In what appears to be an East End pub in 1937, former gang member and enforcer, Maggie Hale, recounts for the price of a pint or three, the how’s and the what’s of The Forty Elephants, a ‘roguish’ gang of so called reprobate women capable of making five grand shoplifting in fifteen minutes. Their queen, Alice Diamond, is a diamond in the rough of things, but her tough iron fist in its velvet glove takes good care of her and her girls, saving them from a life of poverty, whoring, slaving in a factory, or even worse, marriage. They may revolve in and out of prison, but always they live on their own terms. But when love comes calling, it may signal the end of everything for girls dressed as boys, and it all may end with a whimper rather than a bang.

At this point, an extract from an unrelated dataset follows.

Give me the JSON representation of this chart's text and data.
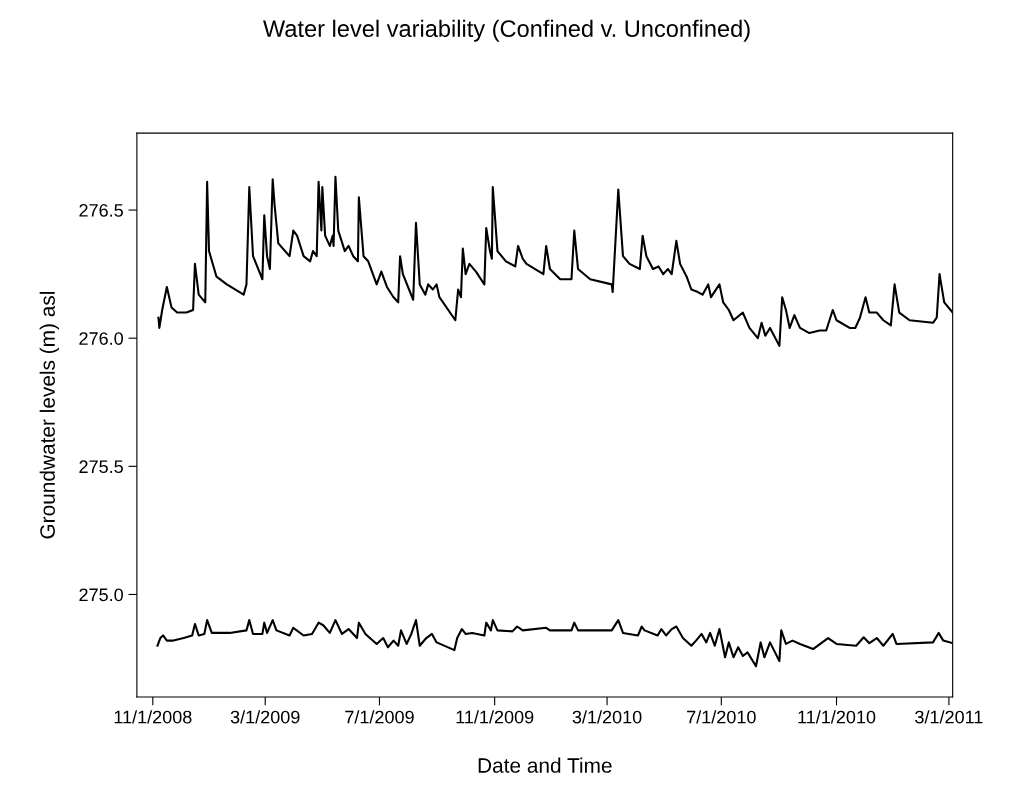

In McDonald’s fractured script, narrative moves jumpily between past and present, between the history it successfully reveals and the love story it less successfully tells, all played out over a loose, three act structure. Efforts to convince that the events we’re hearing are horrific and terrifying don’t always land, often seeming to be trying a little too hard to sell it. McDonald’s portrayal of the enforcer, Maggie Hale, while an inspired idea, doesn’t inspire the fear, dread or sympathy Hale seems to embody on the page. Throughout, McDonald looks uncomfortably stiff and restricted, perhaps a result of the restrictions of the venue, with not enough of a threatening physical vocabulary, employing a semi-permanent squint that musters all the danger and menace of an elderly gentleman trying to read the newspaper. Vocally, Hale is also less about danger, seeming more a Cockney loud mouth, all boast and bluster, resulting in laughter at many of McDonald’s genuinely funny moments, as well as laughter at those that aren't funny. All of which director, Mary Ellis, should have addressed, as well as an over dependence on sipping beer in a manner that stunted flow and pace, looking like a performative prop rather than a prop for performance at times.
Like T.S. Eliot reading his own work, Margo McDonald, performing her own script, doesn’t quite do justice to some incredibly fine writing. While McDonald delivers a solid performance, a little too solid perhaps, there’s just not enough subtly to probe the depths and energy “The Elephant Girls” has to offer, or to make it truly felt. For behind its less successful love story, “The Elephant Girls” offers a truly fascinating depiction of women trying to live life on their own terms, in the face of incredible poverty and male driven danger, raising two fingers and a defiant fist to a world whose restrictive rules they’re not prepared to play by.
“The Elephant Girls” by Margo McDonald, produced by Parry Riposte Productions, runs at The Outhouse, Capel Street, until May 13th as part of The International Dublin Gay Theatre Festival.